Regardless of whether a mother be awarded placement of the children or not, the family court is seldom the place where fathers get the equity they deserve. While equitable does not mean equal, it begs the question as to why men who as fathers in an intact family have equal rights with the mother, yet when there is a divorce they are denied the time with their children that they previously had regardless of who filed for or who caused the breakdown of the divorce.
How is it that in severing the marital contract fathers rights are somehow reduced to less than the time they had with their children? Most assuredly in many cases this is not only penalizing the father but the children as well. Most certainly the court does not take the position that in a divorce a party who makes a claim or counterclaim for divorce is also divorcing the children and yet the reduction in a father's rights in our courts seems to give evidence that a father who is not a placement parent is, in fact, divorcing himself to some degree from his children.
Yet admittedly there are many cases that are settled by agreement of the parties. In these cases, surely the court should bear no fault for fathers having reduced time with their children if these men agree to that arrangement. This was something I have pondered at length and it is something that deserves response if only to understand why our legal system needs to change.
In many agreed upon cases before the court, through public or private mediation, or by virtue of the assistance of attorneys, it is the too often the repeated standard to fathers that they will usually only receive "every other weekend and one evening per week" that becomes the crux of the problem. This is because it is this very unwritten standard that causes the injustice. This unwritten standard is the responsibility not simply of the Family Court, but of the entire judiciary.
Where this standard came from and why it has been used and in existence for the entirety of my 16 year divorce practice is beyond comprehension. Yet simply put, if there is to be any standard at all it should be the presumption that each parent is entitled to equal time with the children and any reduction for either party should be addressed from there. Without setting this as the beginning point, this unwritten standard continues to devalue fathers and wrongfully remove them from their children's lives when they may well have been active participants in their children's daily lives. To do anything less is to deprive fathers of not only their rights but serves to punish the children of the relationship and create too great an opportunity for the evergrowing problem of parental alienation which threatens to destroy the family unit.
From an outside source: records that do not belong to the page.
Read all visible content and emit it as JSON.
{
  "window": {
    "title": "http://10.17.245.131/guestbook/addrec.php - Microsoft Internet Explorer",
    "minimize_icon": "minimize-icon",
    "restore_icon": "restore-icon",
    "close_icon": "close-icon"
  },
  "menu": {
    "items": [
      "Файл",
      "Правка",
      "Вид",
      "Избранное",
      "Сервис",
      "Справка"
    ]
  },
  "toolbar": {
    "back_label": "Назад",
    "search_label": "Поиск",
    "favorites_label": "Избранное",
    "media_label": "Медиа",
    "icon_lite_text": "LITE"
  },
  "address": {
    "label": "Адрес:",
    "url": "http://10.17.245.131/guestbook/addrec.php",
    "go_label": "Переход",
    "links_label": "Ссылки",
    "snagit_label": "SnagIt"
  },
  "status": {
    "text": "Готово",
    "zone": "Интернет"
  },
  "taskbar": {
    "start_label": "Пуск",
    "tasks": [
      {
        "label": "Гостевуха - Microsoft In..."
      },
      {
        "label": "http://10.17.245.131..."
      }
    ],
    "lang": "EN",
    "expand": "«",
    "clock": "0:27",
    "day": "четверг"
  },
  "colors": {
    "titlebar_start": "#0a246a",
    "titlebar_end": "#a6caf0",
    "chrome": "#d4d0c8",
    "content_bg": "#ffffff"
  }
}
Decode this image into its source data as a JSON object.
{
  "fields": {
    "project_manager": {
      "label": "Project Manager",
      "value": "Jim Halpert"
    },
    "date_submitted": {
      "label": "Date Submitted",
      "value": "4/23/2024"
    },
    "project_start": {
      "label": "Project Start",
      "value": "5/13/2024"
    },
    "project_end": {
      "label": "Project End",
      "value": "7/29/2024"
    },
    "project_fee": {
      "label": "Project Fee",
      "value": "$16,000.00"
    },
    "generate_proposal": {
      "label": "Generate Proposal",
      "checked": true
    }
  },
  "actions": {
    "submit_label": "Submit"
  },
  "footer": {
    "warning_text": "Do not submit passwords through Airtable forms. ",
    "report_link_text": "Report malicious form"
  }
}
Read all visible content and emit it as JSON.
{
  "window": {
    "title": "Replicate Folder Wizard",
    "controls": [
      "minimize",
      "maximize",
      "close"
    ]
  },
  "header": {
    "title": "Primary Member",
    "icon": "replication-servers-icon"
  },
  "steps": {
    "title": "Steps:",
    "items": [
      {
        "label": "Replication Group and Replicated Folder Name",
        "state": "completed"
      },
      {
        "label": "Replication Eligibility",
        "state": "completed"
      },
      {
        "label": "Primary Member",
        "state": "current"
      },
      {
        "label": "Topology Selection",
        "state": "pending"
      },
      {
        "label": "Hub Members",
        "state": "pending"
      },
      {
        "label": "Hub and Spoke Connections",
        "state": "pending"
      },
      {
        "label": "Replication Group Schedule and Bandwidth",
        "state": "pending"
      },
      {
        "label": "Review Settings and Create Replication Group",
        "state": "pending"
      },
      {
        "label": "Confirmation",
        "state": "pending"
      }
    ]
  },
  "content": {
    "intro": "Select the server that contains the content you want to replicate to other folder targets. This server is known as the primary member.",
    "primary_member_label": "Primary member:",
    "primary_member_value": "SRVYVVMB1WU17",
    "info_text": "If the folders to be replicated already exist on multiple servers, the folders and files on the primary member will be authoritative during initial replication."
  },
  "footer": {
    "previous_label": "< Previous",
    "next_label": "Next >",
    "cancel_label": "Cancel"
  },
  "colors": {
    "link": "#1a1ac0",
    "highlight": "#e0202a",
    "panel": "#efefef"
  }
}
As a father, I was subject to this "every other weekend and one evening per week" standard 18 years ago before I was an attorney. If there is to be true justice and equality on the issues in the family court at all father's rights need to be recognized before this court not by some amorphous standard that has no basis in law or in fact, but with the understanding that without fathers the child would not exist and that without the father in the life of the child both the father and child are denied the enrichment that is necessary to provide a balanced life, especially for the children.
Fathers need to know that they do not have to simply accept the trademark unwritten standard for a father's parenting time, but rather they should be aware that they have the right to fight for equal time with their children either by placement or through extensive parenting schedules.